Philip D. DeFeo, chairman and CEO of PCX Holdings and the Pacific Exchange, said, “We believe that Archipelagos thinking on market structure is clearly aligned with ours, and expect no changes in our options market structure in the immediate future.
“We expect that Archipelagos strong relationships within the trading community and proven technical prowess will accelerate the ultimate development of an all-electronic, floor-independent options marketplace,” DeFeo said.
Ninety percent of PCXs trading volume takes place on its internally developed electronic system, which allows traders anywhere in the world to buy and sell options. Daniel Goldberg of Bear Stearns said the takeover is a plus for Archipelago, noting, “Future synergies are expected to rise primarily from the conversion of PCX to a fully electronic exchange from what today is, in essence, a hybrid market.”
Archipelago will use its own brand name, ArcaEx, for the options exchange, and once the deal closes, the Pacific Exchange name will be discontinued. PCX sold its stock trading operations to Archipelago in 2000.
The exchange has a physical presence in San Francisco at its Montgomery Street trading floor, where about 260 employees and 200 or so brokers trade in a 12,000-square-foot hall. Plans to keep the floor open until at least next year are unchanged.
This acquisition is yet another in the continuing consolidation of the trading center industry. Nasdaq bought out Brut last year, and Instinet has put itself on the market. Rumored partners for Instinet include Nasdaq and the NYSE (New York Stock Exchange), as well as others.
“We believe Instinet could follow the lead of Archipelago and combine with an exchange,” Goldberg said. He added that he would not be surprised to see the Chicago Mercantile Exchange or the NYSE make a move in the direction of consolidation.

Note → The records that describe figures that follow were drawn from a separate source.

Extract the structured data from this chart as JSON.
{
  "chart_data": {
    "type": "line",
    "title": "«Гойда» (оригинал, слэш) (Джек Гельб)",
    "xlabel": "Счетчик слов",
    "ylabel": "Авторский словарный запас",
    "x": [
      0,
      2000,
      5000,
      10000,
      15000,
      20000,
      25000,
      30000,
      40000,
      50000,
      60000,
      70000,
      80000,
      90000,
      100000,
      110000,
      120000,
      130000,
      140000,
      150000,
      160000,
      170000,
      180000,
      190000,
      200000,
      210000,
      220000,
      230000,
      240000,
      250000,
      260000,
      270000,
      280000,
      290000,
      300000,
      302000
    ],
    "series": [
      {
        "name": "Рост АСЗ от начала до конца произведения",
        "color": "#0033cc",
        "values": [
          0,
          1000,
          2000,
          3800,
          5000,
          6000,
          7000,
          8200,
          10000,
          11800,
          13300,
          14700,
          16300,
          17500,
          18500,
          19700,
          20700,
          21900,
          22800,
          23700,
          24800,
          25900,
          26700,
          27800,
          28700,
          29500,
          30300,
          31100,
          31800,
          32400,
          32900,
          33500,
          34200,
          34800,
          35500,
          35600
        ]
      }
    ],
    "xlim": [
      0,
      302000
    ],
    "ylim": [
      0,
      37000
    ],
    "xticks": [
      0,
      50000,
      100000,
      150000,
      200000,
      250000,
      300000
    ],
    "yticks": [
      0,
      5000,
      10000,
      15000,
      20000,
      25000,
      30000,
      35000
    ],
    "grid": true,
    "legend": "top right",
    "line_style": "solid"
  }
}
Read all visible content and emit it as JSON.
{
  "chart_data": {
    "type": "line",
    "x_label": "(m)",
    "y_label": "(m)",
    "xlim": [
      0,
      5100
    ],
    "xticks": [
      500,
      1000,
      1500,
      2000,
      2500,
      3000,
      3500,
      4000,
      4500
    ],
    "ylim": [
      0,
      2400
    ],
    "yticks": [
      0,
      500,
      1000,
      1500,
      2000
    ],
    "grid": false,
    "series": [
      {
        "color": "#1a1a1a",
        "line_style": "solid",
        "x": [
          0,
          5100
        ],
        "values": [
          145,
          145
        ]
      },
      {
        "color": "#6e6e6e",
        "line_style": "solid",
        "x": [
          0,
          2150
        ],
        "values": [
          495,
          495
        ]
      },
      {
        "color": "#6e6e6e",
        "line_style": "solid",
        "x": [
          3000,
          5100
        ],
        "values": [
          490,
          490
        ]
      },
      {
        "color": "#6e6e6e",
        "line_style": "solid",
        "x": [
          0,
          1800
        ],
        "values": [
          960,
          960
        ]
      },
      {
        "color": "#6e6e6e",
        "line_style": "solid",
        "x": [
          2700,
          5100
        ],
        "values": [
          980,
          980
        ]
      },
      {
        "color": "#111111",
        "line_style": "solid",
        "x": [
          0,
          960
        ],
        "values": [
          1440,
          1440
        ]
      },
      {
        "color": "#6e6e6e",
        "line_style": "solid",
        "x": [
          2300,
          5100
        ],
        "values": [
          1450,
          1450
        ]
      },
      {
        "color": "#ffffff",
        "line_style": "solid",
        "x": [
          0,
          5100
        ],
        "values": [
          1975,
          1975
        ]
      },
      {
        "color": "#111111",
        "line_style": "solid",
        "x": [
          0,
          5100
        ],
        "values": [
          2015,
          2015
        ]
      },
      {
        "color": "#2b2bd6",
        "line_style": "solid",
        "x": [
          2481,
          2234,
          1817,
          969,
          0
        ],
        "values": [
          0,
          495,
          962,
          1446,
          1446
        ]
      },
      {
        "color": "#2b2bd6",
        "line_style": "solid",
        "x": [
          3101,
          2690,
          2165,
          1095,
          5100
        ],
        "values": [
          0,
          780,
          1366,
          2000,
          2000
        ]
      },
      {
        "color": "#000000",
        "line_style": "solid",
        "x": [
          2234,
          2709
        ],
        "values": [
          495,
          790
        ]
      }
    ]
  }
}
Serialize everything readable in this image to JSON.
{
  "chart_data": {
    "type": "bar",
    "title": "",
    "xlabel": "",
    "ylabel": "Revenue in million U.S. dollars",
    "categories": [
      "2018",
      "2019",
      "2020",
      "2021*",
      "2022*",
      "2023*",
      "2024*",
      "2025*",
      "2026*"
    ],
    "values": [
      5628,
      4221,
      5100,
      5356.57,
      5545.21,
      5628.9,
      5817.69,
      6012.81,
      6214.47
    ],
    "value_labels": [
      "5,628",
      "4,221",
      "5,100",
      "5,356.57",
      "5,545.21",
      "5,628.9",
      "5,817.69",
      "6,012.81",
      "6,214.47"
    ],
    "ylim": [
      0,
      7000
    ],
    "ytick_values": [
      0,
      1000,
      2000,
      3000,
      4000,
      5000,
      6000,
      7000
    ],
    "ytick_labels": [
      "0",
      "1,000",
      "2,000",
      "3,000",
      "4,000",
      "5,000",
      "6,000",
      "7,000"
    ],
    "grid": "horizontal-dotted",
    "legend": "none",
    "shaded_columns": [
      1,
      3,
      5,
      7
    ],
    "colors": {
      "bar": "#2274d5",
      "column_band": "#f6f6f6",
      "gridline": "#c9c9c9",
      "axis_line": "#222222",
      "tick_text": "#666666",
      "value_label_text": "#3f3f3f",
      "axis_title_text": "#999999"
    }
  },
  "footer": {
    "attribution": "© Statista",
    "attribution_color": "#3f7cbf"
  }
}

Although many questions remain regarding integration, a combination of equities trading and options trading on a single electronic platform would be a significant advancement. Goldberg said it appears that initially, two separate technology platforms will run side by side (i.e., one for equities and one for options). This type of combination would fulfill the hidden demand that analysts believe exists today within the derivatives market.
U.S. exchanges have struggled with regulatory problems and thinning margins in equities trading since the decimalization of stock orders. Branching out into derivative trading has become a necessity to maintain profitability.
A more integrated combination of the platforms will provide the opportunity for Archipelago to offer more complex trading products, thus further increasing volume growth. According to Archipelago management, the firm has a goal of growing the PCX options business from a market share of about 9 percent today to more than 20 percent over time.